Even if being unstuck is the product of a psychiatric disorder, it’s still fascinating to consider. Despite his position in time, Billy also believes that he was abducted by the Tralfamadorians, an alien race that keeps him in a zoo. Importantly, the Tralfamadorians see in four dimensions; rather than the three dimensions of space that humans remain limited to understanding, the Tralfamadorians see our three dimensions plus time. According to the Narrator, this means that they view the idea of life and death differently: “When a Tralfamadorian sees a corpse, all he thinks is that the dead person is in bad condition in that particular moment, but that the same person is just fine in plenty of other moments.” This view of time means that one can view their life much more holistically; rather than focus on the loss of one moment, the Tralfamadorians find the life in previous moments. This ties to the common Tralfamadorian saying: “So it goes.” What has happened has happened, and what is going to happen will; so it goes.

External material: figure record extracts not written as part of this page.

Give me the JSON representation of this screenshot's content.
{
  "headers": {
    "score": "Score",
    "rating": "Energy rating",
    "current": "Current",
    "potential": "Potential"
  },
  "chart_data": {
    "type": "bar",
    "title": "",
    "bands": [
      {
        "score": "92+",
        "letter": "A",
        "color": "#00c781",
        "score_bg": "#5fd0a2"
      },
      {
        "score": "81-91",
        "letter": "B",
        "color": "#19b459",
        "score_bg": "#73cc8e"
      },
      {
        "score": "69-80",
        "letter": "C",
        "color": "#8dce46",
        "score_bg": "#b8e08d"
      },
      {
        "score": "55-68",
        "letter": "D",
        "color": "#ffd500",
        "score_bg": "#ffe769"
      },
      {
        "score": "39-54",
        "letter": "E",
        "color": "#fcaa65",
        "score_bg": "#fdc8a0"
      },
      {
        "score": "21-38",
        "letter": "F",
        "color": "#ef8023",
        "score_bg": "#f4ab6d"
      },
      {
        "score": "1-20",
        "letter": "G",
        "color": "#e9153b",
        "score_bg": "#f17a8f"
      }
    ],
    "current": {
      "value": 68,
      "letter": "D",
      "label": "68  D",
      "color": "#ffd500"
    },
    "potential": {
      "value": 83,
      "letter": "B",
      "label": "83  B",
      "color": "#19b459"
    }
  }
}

Films, books and other media dealing with time travel often try to explore the idea of changing the past or the future. Plotlines are based around acting on questions like “What would I have done differently?” and “How do I prevent this from happening?” I’ve sometimes heard questions like “would you kill baby Hitler” thrown around, often jokingly and with little regard for the reality of the space-time continuum. In Vonnegut’s proposed version of time, however, these questions are irrelevant. Changing the past means that this version of the future would not exist, and if we’ve learned anything from Disney Channel’s “That’s So Raven,” it’s that trying to change the future usually results in making it happen.

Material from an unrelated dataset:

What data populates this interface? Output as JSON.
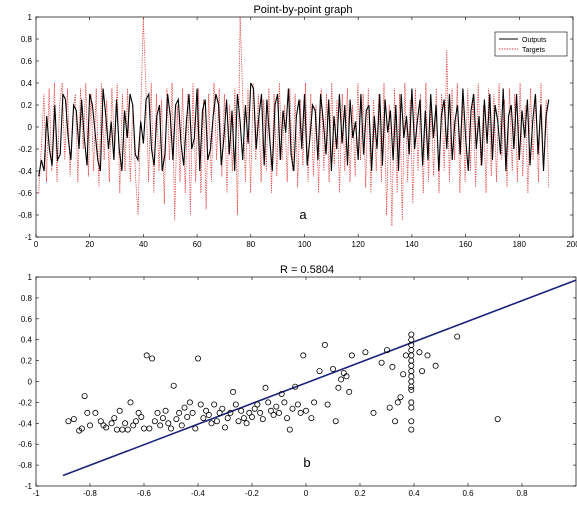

I should clarify that I don’t believe this means we don’t have free will, nor that we should believe that actions don’t have real consequences. In the novel, Billy becomes fatalistic, believing that all events and actions come down to destiny. I don’t agree. Instead, it’s about trying to find a balance in between these ideas — finding a way to live in the moment without dwelling on a past or a future over which you have no control. It’s the idea of viewing time not just as a long line stretching somewhere into the future, but into something a bit more elastic in both directions.

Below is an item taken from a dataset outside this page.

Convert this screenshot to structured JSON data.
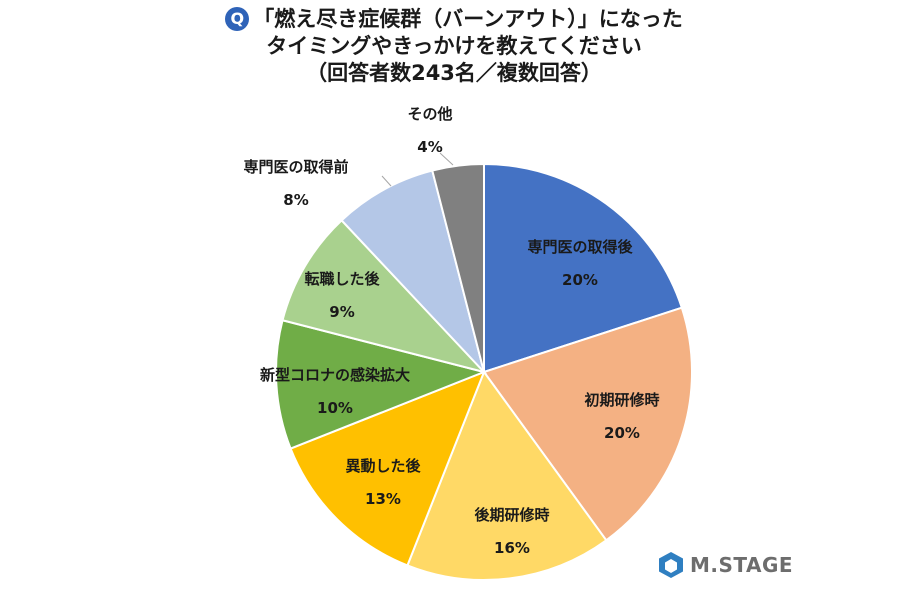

There’s a reason “Slaughterhouse-Five” stuck strongly in my mind for the past four years. Time as a fourth dimension is fascinating and oddly comforting: There is no use trying to change the past. That much has always been clear, but it’s nice to look toward the future and realize that there always will be a future. There are many parts of time that I’ll never understand no matter how hard I try, but it’s a comfort to know that no matter how messed up things are in the present, life goes on. There will be deaths, war and pandemics. There will be moments where it feels as though we will never make it through this moment. But if I’ve learned anything from “Slaughterhouse-Five,” it’s that there will be another moment after this one, and another moment after that. So it goes.